The crowd roared with thunderous applause, and Emara’s brows knitted. Could this really be yanaa? But Anisa had said she’d never met a Blessed. She clapped with the others, moving slightly as someone jostled into her. She looked over her shoulder to see the once-shirtless boy from Anisa’s cellar, now smartly dressed in a long green tunic, his deft hands flitting into a woman’s bag, and then the man’s pockets beside her.
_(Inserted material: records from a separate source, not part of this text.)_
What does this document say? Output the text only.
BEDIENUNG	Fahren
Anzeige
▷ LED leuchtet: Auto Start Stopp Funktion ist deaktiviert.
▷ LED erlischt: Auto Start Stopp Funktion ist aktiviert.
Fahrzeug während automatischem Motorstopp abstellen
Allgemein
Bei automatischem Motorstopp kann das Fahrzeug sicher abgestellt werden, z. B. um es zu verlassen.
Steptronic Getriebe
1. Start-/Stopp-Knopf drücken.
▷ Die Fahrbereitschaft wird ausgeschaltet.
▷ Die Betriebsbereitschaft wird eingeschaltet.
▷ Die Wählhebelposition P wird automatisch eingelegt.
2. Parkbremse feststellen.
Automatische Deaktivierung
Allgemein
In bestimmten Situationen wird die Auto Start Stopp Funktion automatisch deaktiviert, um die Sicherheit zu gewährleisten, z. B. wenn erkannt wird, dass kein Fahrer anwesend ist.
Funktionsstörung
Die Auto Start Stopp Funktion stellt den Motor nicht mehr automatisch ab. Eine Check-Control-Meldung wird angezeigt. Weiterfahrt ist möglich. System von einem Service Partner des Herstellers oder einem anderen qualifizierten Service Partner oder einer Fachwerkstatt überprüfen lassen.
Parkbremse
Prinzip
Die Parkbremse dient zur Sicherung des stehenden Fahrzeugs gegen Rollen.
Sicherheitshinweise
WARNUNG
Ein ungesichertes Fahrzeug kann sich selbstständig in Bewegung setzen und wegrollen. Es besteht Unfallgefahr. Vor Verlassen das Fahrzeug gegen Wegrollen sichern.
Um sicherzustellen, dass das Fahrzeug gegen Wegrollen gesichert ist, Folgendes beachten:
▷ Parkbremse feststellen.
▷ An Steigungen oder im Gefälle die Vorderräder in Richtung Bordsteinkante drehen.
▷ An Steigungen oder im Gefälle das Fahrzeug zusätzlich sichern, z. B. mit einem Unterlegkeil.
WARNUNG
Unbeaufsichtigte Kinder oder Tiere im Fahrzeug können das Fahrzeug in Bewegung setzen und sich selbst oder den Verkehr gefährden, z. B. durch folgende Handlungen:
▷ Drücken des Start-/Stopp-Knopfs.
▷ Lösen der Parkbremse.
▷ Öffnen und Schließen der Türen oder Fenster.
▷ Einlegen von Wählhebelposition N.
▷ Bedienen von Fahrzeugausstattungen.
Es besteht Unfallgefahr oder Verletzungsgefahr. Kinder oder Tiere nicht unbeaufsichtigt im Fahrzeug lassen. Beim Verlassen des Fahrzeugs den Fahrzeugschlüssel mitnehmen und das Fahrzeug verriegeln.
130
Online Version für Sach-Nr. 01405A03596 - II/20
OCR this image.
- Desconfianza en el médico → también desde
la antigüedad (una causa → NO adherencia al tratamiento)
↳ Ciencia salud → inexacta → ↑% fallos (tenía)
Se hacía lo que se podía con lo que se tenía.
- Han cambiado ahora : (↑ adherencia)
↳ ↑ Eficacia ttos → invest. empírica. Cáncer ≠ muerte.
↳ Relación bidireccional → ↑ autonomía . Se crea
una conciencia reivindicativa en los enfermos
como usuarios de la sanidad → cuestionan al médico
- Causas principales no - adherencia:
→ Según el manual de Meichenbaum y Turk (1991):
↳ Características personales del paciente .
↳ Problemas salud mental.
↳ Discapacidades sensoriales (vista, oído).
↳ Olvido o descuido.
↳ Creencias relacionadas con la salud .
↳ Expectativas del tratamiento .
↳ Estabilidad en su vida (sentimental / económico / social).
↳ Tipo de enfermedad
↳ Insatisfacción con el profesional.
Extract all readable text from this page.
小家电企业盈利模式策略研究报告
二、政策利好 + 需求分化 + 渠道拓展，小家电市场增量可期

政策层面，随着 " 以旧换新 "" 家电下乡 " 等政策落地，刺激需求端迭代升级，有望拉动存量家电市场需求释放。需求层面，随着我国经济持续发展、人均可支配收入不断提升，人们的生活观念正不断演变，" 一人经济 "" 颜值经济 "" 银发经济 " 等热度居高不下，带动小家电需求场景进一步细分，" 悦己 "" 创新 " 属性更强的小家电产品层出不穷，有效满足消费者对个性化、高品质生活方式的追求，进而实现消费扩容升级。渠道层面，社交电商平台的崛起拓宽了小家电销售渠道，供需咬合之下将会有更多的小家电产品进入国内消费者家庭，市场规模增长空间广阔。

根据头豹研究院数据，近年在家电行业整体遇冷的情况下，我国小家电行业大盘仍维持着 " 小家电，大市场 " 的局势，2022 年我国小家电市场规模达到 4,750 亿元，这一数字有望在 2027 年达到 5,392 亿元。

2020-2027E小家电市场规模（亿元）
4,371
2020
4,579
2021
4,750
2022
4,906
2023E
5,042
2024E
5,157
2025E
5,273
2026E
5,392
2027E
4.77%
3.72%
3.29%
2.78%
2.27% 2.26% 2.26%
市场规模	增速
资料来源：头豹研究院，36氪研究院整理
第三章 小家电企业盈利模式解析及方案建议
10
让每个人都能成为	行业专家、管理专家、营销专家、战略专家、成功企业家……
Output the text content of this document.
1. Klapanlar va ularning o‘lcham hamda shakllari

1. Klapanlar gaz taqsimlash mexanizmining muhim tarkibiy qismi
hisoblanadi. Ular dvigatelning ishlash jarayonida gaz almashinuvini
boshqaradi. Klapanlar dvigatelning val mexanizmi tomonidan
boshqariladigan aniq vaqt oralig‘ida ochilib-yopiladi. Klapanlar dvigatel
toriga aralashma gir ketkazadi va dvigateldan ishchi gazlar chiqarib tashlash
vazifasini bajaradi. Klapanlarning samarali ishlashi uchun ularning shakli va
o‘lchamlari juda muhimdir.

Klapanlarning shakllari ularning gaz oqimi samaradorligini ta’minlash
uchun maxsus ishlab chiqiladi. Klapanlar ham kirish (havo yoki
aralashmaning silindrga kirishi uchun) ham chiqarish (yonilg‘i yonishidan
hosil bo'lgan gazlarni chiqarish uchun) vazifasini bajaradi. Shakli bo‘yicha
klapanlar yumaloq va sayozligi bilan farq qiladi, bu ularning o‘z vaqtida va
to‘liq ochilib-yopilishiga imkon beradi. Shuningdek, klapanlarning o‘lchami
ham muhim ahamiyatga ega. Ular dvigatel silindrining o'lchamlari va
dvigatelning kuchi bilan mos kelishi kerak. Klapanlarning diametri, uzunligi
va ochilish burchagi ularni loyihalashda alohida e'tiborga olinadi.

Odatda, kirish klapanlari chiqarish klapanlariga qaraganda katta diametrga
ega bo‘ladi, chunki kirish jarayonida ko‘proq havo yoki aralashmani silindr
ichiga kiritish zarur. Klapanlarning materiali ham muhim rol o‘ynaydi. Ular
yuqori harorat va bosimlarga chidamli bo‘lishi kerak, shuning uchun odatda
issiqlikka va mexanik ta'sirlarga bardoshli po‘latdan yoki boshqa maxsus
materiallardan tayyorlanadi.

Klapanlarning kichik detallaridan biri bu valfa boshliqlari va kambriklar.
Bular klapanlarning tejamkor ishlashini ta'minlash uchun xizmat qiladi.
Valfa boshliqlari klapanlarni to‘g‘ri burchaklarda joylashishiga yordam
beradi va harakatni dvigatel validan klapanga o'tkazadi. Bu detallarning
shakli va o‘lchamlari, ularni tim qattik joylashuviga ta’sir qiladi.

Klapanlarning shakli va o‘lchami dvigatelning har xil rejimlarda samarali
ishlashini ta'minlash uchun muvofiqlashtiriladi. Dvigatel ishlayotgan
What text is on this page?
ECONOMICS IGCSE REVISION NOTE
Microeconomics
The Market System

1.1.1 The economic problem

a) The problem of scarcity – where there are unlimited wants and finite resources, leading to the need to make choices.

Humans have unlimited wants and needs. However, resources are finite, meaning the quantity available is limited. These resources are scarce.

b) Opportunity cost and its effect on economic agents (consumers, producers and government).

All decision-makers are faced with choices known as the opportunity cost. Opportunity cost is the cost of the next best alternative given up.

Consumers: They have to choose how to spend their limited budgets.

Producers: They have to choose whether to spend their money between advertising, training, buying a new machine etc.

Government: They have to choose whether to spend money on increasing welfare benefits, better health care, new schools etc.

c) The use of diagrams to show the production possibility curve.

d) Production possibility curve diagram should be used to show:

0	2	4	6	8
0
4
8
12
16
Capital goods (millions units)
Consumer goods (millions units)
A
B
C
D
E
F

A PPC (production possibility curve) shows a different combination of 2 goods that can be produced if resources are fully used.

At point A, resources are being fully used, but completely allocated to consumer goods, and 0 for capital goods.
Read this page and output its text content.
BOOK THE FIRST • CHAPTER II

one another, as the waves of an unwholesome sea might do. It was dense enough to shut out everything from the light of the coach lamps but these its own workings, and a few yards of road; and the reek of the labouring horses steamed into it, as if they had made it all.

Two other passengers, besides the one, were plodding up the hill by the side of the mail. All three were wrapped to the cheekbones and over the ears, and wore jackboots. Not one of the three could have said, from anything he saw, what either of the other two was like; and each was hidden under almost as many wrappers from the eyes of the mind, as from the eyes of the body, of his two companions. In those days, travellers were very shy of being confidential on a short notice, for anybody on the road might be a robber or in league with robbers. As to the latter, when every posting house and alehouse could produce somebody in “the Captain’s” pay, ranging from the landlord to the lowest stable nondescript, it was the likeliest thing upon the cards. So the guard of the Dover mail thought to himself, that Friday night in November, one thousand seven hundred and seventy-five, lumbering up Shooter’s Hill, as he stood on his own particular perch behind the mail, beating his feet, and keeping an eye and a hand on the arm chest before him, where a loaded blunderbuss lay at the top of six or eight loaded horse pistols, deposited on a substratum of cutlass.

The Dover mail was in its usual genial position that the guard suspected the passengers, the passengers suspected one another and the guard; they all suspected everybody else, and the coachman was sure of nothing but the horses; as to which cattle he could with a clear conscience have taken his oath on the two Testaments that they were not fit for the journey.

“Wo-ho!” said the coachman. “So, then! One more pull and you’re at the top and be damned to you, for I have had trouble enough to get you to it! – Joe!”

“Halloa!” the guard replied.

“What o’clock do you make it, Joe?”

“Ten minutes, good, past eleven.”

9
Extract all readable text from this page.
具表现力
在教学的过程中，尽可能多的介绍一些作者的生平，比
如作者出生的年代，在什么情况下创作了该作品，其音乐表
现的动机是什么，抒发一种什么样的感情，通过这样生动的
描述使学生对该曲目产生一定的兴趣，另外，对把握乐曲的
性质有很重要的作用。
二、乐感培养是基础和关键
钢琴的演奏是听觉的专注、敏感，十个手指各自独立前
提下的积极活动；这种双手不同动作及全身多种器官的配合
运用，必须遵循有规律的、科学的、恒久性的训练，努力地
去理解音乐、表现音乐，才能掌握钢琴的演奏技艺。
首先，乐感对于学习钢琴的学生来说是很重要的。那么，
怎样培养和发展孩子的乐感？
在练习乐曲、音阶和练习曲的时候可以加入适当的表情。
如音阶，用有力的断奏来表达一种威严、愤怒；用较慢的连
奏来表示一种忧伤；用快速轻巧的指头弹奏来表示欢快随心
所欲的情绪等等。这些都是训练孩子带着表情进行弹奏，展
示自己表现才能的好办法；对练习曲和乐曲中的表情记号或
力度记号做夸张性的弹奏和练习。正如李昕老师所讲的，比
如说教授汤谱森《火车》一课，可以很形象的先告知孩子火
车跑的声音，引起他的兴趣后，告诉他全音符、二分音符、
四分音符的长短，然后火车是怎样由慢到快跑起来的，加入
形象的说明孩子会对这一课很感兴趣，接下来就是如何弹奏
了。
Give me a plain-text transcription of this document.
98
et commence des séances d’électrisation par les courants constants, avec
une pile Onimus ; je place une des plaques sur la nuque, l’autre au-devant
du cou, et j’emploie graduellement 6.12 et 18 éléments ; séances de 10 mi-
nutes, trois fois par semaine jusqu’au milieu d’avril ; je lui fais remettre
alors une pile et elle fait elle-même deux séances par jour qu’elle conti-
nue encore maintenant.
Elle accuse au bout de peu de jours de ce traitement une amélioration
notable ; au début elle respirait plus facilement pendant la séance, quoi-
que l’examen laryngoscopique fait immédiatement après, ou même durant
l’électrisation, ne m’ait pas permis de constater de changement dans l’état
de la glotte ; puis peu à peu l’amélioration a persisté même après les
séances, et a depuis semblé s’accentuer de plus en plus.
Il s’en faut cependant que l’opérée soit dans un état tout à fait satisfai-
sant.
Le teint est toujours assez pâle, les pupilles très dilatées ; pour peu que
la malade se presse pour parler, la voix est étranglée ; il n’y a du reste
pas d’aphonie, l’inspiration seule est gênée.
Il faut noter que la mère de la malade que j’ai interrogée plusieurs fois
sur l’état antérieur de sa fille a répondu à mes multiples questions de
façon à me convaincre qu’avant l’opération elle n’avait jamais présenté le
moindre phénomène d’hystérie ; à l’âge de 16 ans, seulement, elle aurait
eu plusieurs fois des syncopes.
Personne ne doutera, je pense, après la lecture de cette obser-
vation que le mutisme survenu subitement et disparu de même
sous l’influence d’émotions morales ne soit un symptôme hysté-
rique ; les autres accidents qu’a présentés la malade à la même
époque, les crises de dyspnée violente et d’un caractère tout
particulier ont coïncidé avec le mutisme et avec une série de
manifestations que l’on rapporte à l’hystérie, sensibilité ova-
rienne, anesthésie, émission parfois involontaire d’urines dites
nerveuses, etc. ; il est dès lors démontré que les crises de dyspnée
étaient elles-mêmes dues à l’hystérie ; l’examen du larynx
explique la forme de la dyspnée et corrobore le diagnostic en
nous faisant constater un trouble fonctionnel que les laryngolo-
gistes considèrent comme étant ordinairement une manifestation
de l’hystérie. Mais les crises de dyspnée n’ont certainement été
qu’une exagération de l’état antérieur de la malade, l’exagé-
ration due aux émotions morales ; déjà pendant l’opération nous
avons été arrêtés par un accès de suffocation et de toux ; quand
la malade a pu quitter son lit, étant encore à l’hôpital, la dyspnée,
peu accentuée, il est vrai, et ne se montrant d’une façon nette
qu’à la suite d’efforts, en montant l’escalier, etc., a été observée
Ah. Understanding flashed through her. The show was good, but this was where their real money came from. They’re thieves. She almost relaxed with the realization, the pieces clicking together with satisfaction. No yanaa, just light fingers, a common occurrence in her own time when there was never enough to go around.
She glanced again at Jai, fitting the new title to him as he tossed glittering gold coins in the air, making them appear and reappear in little bursts of flame. No yanaa, no magus, just a common trickster running a motley gang of pickpockets. She smiled, a strange, bitter part of her glad this world wasn’t perfect after all.
A grumble rippled from the back of the crowd, and Emara caught a long-haired boy flash a signal with his hand. Jai’s eyes flicked to him before he picked up his hat, the coins jingling as he twirled it in the air before ostentatiously showing it was empty once more. He popped it on his head with a roguish smile of even white teeth.
“That’s all for now, ladies and gents.” Even as he said it, coins and small plates appeared and disappeared between his hands in a flash of gold and ceramic. “As always, your attention and generosity are greatly appreciated.” He held out a silver plate, and then with a clap of his hands, it turned into a shower of rice to the pleased cry of the audience. “But always keep your eyes open for the lost magus… Shadmundar.”